Aggregative Self-Supervised Feature Learning from a Limited Sample

14 Dec 2020  ·  Jiuwen Zhu, Yuexiang Li, S. Kevin Zhou ·

Self-supervised learning (SSL) is an efficient approach that addresses the issue of limited training data and annotation shortage. The key part in SSL is its proxy task that defines the supervisory signals and drives the learning toward effective feature representations. However, most SSL approaches usually focus on a single proxy task, which greatly limits the expressive power of the learned features and therefore deteriorates the network generalization capacity. In this regard, we hereby propose two strategies of aggregation in terms of complementarity of various forms to boost the robustness of self-supervised learned features.

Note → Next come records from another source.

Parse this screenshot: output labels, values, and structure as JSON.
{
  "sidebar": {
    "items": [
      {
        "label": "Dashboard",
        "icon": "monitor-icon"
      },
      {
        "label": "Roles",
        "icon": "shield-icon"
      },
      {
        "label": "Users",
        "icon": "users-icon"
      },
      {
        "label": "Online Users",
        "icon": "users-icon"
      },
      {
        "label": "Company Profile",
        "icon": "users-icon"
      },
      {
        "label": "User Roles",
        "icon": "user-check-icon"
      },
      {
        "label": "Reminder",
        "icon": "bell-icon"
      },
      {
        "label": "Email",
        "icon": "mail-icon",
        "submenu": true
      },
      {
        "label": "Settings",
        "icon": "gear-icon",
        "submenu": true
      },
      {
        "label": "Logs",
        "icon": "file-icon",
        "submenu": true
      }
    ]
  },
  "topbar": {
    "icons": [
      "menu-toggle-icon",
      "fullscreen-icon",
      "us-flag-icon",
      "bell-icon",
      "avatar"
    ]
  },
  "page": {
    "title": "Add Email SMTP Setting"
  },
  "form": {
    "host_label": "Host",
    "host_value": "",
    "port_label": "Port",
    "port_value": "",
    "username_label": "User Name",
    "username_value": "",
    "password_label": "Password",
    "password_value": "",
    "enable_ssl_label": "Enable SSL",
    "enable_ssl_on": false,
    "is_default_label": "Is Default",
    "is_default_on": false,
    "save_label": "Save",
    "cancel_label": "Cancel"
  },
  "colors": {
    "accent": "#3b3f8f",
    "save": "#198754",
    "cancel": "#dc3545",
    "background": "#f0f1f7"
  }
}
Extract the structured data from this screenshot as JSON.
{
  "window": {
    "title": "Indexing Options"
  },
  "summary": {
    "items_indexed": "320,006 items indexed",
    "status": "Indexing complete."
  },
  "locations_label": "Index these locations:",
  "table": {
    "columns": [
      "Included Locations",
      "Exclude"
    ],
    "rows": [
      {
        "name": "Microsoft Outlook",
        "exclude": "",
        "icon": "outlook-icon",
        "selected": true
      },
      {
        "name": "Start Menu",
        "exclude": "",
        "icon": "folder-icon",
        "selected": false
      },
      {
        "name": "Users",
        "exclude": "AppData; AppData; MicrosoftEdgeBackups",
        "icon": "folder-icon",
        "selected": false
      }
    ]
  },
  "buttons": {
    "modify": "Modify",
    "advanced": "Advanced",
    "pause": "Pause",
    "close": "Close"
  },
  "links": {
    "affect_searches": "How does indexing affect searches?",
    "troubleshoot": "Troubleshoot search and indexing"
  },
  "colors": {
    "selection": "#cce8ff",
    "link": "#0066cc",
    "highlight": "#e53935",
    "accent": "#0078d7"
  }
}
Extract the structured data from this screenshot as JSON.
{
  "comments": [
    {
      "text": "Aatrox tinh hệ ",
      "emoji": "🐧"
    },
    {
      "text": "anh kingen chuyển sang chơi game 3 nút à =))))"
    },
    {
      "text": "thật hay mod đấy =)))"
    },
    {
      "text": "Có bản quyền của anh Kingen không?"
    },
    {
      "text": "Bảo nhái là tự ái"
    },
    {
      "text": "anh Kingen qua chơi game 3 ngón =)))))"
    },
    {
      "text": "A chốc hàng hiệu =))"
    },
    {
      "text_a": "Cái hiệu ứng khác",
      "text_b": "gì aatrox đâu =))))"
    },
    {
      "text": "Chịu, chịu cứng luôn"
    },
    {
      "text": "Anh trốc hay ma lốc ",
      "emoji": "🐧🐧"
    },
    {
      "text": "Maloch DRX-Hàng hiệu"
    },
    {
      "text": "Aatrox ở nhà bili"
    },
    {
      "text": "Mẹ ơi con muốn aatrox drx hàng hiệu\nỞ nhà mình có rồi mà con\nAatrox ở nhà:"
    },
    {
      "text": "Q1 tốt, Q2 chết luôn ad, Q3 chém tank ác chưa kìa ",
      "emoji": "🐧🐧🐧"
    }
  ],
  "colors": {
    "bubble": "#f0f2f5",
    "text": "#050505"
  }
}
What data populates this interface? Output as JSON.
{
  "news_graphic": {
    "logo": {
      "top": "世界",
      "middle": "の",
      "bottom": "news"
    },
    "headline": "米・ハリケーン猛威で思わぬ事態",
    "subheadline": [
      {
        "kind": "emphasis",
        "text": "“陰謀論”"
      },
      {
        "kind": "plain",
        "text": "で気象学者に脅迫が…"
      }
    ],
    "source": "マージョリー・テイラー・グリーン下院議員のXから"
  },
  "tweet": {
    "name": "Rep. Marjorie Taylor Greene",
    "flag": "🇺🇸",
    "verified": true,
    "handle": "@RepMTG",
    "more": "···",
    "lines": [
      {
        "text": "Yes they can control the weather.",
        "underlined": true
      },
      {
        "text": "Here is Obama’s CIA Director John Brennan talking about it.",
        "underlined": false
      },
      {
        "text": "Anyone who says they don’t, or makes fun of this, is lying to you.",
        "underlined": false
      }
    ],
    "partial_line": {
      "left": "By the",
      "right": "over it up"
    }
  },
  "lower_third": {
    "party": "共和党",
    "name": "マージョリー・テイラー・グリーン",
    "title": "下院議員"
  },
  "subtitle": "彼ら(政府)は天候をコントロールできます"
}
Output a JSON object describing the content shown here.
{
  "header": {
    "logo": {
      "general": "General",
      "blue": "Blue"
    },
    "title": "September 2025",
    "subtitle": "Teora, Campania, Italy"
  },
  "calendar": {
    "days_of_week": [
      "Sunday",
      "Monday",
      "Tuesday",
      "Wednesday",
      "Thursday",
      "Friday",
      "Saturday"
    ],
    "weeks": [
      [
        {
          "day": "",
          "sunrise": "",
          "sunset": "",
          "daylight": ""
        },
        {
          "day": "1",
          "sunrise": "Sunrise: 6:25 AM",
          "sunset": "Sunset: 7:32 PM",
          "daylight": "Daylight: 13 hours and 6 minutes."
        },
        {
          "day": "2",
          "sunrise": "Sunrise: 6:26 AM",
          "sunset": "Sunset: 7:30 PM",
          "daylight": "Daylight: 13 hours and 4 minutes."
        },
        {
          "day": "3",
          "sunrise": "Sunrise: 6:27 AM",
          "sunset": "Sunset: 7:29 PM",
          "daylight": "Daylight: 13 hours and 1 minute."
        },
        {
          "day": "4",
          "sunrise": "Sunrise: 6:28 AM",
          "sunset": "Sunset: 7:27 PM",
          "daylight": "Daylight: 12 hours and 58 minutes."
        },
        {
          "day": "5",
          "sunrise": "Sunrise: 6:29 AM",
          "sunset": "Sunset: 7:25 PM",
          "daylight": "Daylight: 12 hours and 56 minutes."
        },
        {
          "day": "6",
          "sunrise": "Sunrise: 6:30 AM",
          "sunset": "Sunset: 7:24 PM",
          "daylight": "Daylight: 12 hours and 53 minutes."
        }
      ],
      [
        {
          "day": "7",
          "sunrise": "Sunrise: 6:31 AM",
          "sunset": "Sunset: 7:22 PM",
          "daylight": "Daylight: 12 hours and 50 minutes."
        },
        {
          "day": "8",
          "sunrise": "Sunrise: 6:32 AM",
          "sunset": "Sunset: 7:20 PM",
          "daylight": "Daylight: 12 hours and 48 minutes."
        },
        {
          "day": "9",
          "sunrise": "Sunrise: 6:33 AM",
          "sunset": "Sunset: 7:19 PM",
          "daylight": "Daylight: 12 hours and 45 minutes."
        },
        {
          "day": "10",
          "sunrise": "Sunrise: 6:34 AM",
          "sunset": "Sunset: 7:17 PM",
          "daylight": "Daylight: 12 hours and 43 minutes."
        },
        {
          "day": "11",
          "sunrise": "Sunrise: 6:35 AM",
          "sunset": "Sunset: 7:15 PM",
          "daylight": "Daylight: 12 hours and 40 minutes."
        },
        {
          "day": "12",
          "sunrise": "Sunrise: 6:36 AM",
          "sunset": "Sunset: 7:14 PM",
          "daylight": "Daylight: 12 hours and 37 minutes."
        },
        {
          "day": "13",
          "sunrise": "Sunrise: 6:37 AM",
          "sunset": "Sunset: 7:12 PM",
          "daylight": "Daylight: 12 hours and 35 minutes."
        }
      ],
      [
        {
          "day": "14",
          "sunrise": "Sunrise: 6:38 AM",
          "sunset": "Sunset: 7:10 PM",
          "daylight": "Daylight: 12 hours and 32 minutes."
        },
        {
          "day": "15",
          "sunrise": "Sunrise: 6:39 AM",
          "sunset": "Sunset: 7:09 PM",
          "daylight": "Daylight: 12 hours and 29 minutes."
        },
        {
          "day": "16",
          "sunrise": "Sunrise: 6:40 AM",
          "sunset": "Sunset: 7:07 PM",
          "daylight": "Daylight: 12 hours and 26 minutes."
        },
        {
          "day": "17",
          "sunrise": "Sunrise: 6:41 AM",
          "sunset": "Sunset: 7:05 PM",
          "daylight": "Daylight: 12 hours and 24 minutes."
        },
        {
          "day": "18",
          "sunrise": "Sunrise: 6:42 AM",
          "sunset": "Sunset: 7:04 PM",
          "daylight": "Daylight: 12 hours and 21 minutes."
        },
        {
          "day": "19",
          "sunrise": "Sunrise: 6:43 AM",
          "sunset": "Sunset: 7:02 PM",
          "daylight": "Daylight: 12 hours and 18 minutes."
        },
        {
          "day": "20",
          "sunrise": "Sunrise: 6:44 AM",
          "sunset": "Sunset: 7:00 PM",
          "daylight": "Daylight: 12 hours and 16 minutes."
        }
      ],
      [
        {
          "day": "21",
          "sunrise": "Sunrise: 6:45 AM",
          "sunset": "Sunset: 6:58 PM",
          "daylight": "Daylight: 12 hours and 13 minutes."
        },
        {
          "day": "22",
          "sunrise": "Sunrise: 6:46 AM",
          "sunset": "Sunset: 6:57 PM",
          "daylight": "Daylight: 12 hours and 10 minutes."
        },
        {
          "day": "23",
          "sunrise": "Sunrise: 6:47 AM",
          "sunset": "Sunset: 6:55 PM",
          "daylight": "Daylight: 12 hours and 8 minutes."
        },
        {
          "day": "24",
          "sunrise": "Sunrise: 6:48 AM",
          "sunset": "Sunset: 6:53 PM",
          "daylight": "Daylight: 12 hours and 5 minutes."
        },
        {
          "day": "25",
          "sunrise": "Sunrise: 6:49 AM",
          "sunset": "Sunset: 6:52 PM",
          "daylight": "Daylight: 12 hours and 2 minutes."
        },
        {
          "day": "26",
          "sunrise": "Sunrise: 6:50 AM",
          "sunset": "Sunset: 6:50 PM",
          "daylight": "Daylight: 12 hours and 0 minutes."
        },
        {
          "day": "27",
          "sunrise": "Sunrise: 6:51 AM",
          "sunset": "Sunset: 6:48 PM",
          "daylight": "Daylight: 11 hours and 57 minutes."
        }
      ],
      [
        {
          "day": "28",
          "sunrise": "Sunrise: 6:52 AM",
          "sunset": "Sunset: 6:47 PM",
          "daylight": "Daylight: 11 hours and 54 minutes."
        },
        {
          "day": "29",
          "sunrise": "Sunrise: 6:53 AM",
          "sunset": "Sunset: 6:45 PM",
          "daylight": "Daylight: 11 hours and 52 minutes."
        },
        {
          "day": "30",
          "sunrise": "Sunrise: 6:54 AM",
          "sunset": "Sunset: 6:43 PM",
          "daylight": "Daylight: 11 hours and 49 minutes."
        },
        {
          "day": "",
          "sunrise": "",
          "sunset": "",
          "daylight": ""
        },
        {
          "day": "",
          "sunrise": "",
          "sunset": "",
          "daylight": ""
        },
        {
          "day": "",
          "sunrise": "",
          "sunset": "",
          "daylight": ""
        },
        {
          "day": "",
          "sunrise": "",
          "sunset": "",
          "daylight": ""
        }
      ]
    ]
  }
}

We firstly propose a principled framework of multi-task aggregative self-supervised learning from a limited sample to form a unified representation, with an intent of exploiting feature complementarity among different tasks. Then, in self-aggregative SSL, we propose to self-complement an existing proxy task with an auxiliary loss function based on a linear centered kernel alignment metric, which explicitly promotes the exploring of where are uncovered by the features learned from a proxy task at hand to further boost the modeling capability. Our extensive experiments on 2D natural image and 3D medical image classification tasks under limited data and annotation scenarios confirm that the proposed aggregation strategies successfully boost the classification accuracy.